Raise your standards higher. No, taking it a notch
higher just to avoid getting the same person you felt you wasted your time with
and eventually got your heart broken isn’t the remedy to getting a better
person. So please take it all the way back down.
Change appearance. Changing the style or color of
your hair from what it used to be ─ just because he or she liked the way you
normally packed it up or let it down or the way it smelt or the texture you
used to have ─ won’t attract a better partner. Neither is changing the serious
up-do to a more girly and playful one or casual jeans and tee. If you must, do
it for you and not with a motive of revenge or pain.
Avoid mutual places. The truth is, whether or
not you do, sooner or later you will bump into him/her at places you didn’t
even expect you would. Maybe while at a new gym or a new restaurant. Besides
you don’t want the show of weakness to come from your own end. If both of you
used to attend stage plays together then by all means continue even if on a
solo train.
Stay away from mutual friends. You only end up giving
them the impression that the break-up hurts you and you don’t want that. They
are like the intermediaries now and everything that happens to you is being
reported to the other when they hang out. So when they ask to hang out, don’t
turn them down or avoid them. Seize the opportunity to show them that you are
great.
Generalize. All men are dogs, all women
cheats. No! There is a man/woman out there for you; simply because one
messed up doesn’t mean they all will. Always see your past relationships as a
course and a lesson to be learnt for you to be a better person in a
relationship until you graduate and are ready for that life partner.

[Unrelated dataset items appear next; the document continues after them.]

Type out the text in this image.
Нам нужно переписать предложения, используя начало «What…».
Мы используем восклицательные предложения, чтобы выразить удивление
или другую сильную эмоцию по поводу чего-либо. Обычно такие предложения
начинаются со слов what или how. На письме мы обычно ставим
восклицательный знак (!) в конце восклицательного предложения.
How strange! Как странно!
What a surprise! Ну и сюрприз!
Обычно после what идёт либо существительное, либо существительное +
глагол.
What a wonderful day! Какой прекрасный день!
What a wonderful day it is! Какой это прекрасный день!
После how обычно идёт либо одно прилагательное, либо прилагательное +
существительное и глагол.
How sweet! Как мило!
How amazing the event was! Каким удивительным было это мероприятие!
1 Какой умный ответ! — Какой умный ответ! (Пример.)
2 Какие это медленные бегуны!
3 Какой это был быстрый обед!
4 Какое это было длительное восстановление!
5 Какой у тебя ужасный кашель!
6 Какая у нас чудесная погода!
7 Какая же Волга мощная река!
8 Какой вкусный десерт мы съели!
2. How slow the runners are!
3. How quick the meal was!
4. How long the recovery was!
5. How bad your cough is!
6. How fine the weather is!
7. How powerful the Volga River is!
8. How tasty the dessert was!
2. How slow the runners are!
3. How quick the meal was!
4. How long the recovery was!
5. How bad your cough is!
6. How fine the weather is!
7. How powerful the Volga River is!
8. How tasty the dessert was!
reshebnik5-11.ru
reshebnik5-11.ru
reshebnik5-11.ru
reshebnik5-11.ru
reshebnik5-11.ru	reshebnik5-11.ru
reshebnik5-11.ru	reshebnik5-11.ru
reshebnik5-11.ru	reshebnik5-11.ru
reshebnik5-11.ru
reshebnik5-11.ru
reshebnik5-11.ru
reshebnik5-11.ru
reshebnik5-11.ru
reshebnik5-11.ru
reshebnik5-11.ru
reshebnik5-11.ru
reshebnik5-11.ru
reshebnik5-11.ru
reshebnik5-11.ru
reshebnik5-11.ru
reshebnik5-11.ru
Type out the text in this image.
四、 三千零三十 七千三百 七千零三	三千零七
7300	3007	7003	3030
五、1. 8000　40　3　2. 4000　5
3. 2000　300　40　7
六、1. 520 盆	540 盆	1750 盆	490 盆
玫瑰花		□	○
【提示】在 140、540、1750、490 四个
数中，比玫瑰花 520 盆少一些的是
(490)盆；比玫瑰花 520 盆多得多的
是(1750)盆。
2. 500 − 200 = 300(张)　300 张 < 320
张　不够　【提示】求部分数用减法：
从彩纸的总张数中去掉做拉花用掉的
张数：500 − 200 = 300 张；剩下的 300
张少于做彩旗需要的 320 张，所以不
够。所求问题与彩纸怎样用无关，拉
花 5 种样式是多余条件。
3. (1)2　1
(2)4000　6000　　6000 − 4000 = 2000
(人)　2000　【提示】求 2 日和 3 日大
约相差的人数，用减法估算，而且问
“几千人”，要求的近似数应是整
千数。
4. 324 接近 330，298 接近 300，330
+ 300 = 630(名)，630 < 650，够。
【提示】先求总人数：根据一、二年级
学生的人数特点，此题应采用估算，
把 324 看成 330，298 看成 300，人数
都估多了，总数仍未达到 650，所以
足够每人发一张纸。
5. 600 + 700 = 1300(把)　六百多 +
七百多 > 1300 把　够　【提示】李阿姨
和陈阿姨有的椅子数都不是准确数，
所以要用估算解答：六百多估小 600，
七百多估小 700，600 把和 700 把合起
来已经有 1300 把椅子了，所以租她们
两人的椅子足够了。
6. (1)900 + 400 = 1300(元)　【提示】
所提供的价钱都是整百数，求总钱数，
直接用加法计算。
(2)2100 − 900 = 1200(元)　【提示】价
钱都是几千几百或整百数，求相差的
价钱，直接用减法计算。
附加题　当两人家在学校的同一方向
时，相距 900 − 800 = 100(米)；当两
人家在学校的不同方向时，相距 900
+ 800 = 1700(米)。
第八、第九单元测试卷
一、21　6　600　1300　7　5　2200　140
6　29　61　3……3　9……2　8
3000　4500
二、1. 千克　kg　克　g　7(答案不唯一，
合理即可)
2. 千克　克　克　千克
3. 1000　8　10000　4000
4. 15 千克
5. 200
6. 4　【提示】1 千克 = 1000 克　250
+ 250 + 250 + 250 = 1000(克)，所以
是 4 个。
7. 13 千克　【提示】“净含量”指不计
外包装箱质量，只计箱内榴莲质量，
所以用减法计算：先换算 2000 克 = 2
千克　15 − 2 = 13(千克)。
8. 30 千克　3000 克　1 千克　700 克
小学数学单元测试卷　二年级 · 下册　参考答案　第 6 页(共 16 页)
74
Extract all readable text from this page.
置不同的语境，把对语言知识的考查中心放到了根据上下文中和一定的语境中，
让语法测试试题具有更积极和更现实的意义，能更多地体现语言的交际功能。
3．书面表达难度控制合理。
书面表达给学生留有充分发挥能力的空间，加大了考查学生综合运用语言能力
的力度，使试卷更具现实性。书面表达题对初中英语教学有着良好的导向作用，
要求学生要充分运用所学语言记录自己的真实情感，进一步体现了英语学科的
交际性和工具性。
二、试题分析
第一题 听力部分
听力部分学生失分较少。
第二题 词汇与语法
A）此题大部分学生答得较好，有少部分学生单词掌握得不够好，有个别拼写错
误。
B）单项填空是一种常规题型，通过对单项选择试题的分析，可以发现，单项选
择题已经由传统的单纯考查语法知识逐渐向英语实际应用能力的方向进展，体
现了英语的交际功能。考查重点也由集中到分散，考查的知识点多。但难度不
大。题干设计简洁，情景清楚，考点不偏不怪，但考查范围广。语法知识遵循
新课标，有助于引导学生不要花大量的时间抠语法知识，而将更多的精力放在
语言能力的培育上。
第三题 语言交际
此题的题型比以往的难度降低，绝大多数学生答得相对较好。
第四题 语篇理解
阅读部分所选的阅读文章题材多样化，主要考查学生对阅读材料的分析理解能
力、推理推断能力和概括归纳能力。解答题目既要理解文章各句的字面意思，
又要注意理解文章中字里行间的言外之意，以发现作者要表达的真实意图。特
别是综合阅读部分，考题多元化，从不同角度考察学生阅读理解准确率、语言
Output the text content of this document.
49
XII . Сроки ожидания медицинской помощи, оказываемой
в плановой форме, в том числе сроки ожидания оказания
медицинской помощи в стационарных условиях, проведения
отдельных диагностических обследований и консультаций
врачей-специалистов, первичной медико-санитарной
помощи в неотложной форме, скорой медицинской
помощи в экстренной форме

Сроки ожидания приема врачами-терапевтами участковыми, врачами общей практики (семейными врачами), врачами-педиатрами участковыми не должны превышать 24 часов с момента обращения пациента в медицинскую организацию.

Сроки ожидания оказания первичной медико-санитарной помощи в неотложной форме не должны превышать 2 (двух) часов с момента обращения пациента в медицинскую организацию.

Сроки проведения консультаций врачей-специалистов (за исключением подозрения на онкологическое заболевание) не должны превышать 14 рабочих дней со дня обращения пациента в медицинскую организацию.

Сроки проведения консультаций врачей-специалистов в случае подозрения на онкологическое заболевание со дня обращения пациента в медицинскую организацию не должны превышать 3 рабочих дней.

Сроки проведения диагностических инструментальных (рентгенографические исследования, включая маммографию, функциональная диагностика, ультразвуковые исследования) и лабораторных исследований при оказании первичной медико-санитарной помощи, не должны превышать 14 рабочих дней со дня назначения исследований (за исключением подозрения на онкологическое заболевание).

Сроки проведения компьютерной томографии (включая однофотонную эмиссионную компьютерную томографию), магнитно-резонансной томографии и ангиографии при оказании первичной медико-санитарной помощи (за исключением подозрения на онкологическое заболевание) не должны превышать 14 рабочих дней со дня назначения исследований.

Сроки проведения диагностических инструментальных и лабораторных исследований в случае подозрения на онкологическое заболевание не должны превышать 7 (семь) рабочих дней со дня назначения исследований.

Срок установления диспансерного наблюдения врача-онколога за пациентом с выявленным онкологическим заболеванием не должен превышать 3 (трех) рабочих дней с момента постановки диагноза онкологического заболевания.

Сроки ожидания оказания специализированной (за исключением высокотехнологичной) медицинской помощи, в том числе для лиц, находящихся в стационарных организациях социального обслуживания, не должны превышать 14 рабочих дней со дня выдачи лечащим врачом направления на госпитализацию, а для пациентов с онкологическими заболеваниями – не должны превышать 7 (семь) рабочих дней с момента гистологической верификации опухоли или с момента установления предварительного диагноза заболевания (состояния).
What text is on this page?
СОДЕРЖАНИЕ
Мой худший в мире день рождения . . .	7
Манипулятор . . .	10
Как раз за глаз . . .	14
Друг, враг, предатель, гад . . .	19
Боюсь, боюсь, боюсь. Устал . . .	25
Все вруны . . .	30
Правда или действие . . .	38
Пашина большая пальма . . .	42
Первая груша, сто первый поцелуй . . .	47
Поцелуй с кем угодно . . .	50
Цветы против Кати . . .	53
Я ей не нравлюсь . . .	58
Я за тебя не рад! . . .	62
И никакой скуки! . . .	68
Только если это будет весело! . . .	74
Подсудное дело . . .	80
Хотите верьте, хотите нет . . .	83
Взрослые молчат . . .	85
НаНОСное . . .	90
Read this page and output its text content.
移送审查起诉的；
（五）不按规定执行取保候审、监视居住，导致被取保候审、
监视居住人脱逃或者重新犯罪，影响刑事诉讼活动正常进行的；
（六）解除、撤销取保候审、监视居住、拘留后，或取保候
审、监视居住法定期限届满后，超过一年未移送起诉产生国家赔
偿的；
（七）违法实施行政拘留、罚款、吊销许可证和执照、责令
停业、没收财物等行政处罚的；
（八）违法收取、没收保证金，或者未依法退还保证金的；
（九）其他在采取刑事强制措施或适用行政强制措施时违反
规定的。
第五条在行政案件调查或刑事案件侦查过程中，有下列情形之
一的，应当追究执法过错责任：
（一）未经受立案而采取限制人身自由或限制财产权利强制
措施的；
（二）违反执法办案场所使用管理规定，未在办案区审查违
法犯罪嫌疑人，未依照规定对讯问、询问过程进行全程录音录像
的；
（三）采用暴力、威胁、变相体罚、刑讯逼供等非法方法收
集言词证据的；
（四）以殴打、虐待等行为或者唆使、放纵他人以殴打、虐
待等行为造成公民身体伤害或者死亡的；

Reflect/Reverie. Thinking about what you should have
done better or how good times were will not help you heal or even move on and
neither will it make anything better. Just pick your mistakes like the previous
point above and work on it.
Blame yourself. No, it wasn’t your fault, things just
happened. Most of them are inevitable. If it wasn’t working, it wasn’t going to
eventually. It was only prolonged because one of you refused to admit it for
the fear of being alone.
Slack at work. Work doesn’t have to suffer because
you went through a break-up: your boss doesn’t exactly care that that part of
your life exists. Of course, the occasional jokes persist but the moment you
give work a back seat because of that, it is the end of your stay in that
office. So buckle up!
Pause mutual dreams. So you both had mutual dreams
you were pursuing with the hope you both will end up spending the rest of your
lives together but that unfortunately didn’t happen. Who says you have to end
it? It is mutual, meaning two dreams put together to become one. So just pick
your half and put it into action. No event as mere as a break-up should stop
that. It is going to be hard ─ knowing it was a dual ambition but focus and the
strength of two will be active in you.
Expect too much. So you’re heart-broken, you grab
your gear, strap up tight in firm protection of your heart so as not to fall
prey to a potential heartbreaker, while you grab your binoculars in search of
only that perfect person. It is not going to work. Expecting to meet a perfect
person only exists in your fantasy as perfect people do not exist.